Imagine a series like Kingdom Hearts and you'll have an idea of what a game like Heroes on the Move could possibly be if it had actually been given an absurdly high budget. It's a similar concept, Heroes on the Move is the video game equivalent of taking three legitimate franchises and throwing them into a blender until they become a kind of soft puree of "Casual Game". The plot is dead simple, the characters are easily recognisable, and the controls largely just involve aiming your Move controller in the direction of your television and poking about a ball or a robot or two.

The game is an attempt to bring together the worlds of Jak & Daxter, Ratchet & Clank and Sly Cooper and throw it all together in a relatively straight forward action/puzzle piece. However where Kingdom Hearts had taken a look at Final Fantasy and Disney and wondered how to make an extensive RPG-styled story combining the two, Heroes on the Move asks itself the question "What if the worlds of Jak & Daxter, Ratchet & Clank and Sly Cooper were combined due to some sort of evil alien plot?" and then immediately replies "They would play a sort of odd, extensive game of bowling".

So the title is a dead giveaway. Heroes on the Move utilises Move in its gameplay. And like most early adopters of the tech, the actual gameplay that's been designed around Move is fairly low-key. The game is made up of a series of sporty and action-based mini-games, with 40 levels in total that support two-player co-op.
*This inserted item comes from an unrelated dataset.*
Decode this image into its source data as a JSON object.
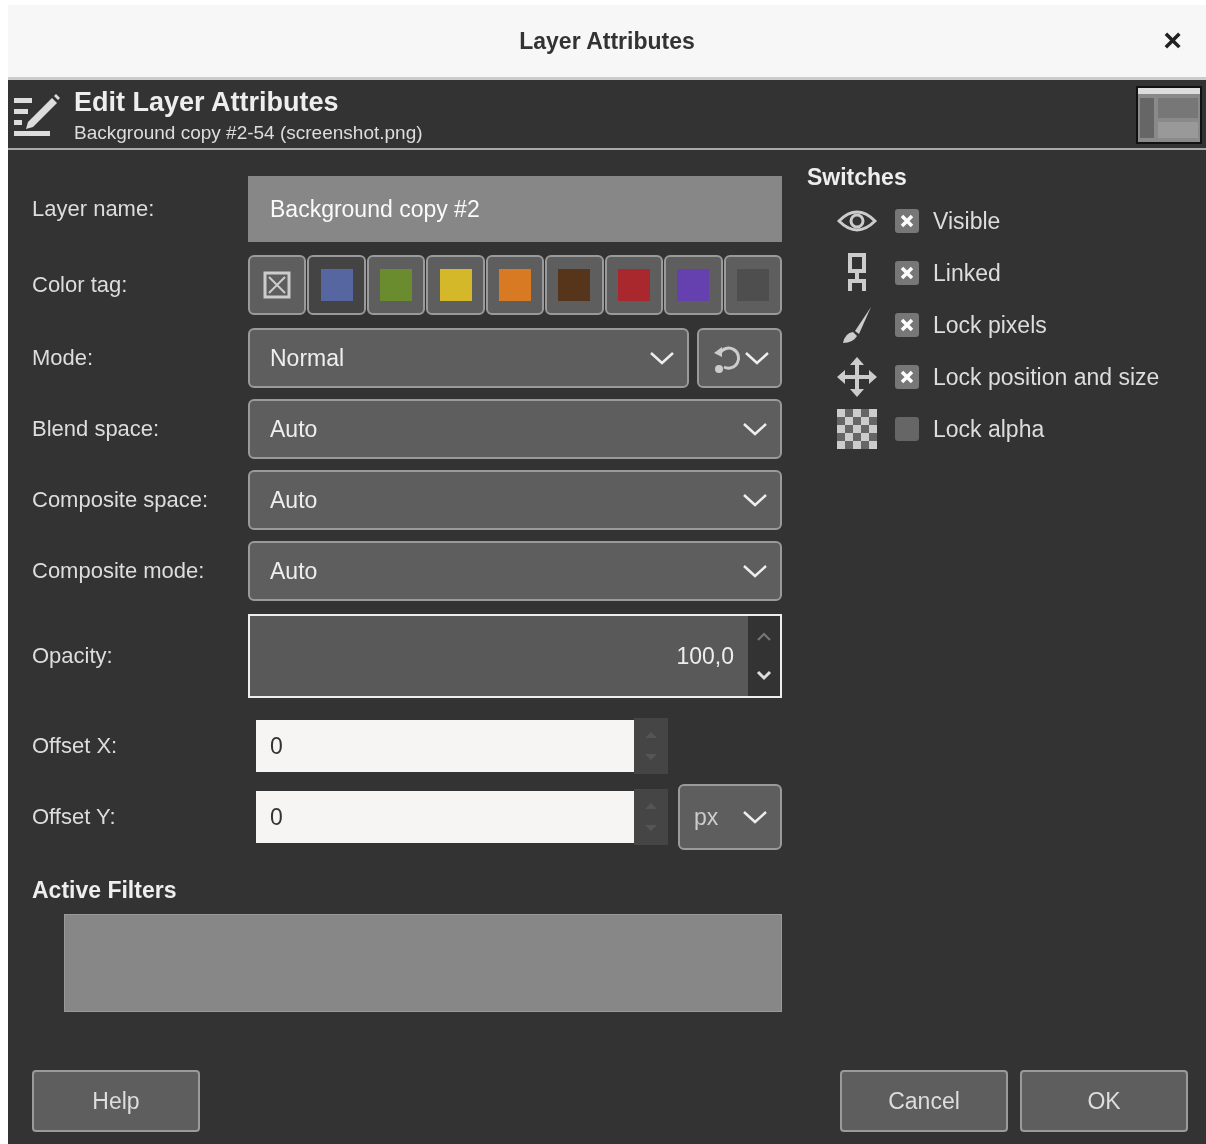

Your job is to defeat a nefarious force that is attempting to enslave a race of peaceful aliens.

The first mini-game we're shown is the Lunkhead Hunt, a game that features floating heads that you're told to destroy within X time limit. Move will control a razor-edged disk: throw the disk and control its movement across a hodgepodge city made up of various areas from the three game worlds. Try and avoid those floating bits of rock else your disk will perish, or alternatively you can aim your disk over toward objects that boost the amount of time you have left to find remaining Lunkheads.

Try the same mini-game as Sly Cooper and gameplay will have shifted to suit your character. Lunkhead Hunt will have gone from an extended match of Frisbee to an extended game of bowling in which you control a brass ball and roll it down a kind of elevated sci-fi street alley for the same effect. Roll the ball, control the ball, hit the lunkhead.

It's the kind of game design that would have popped up somewhere else in the cluster-pile of Wii games. Have a ball, hit the ball at object. Have an orb, deposit the orb at objective point. Have a melee weapon, whack the melee weapon at nearest enemy.

In fact, the next mini-game we're shown is Orb Capture which, as it says on the tin, involves capturing orbs within a certain time limit then delivering those orbs to an orb collector. It's your basic collect-deposit-collect scheme that has you running across platforms in a 3D city as a slew of robots from both Ratchet & Clank and Jak & Daxter attempt to take you out.

As a games reviewer you're taught to avoid clichés but in the case of Heroes on the Move, there is so little to actually judge in terms of extensive gameplay that you have to dust off some of those old chestnuts. So if you like any of these franchises then you will like this game. If you like games that are made up of chunks of mini-games and puzzles then you will like this game. If you like games that make use of new technology then you will like this game. If you like buying things you find in stores then you will probably buy this as well.

Heroes on the Move is due for release on PS3 in 2011.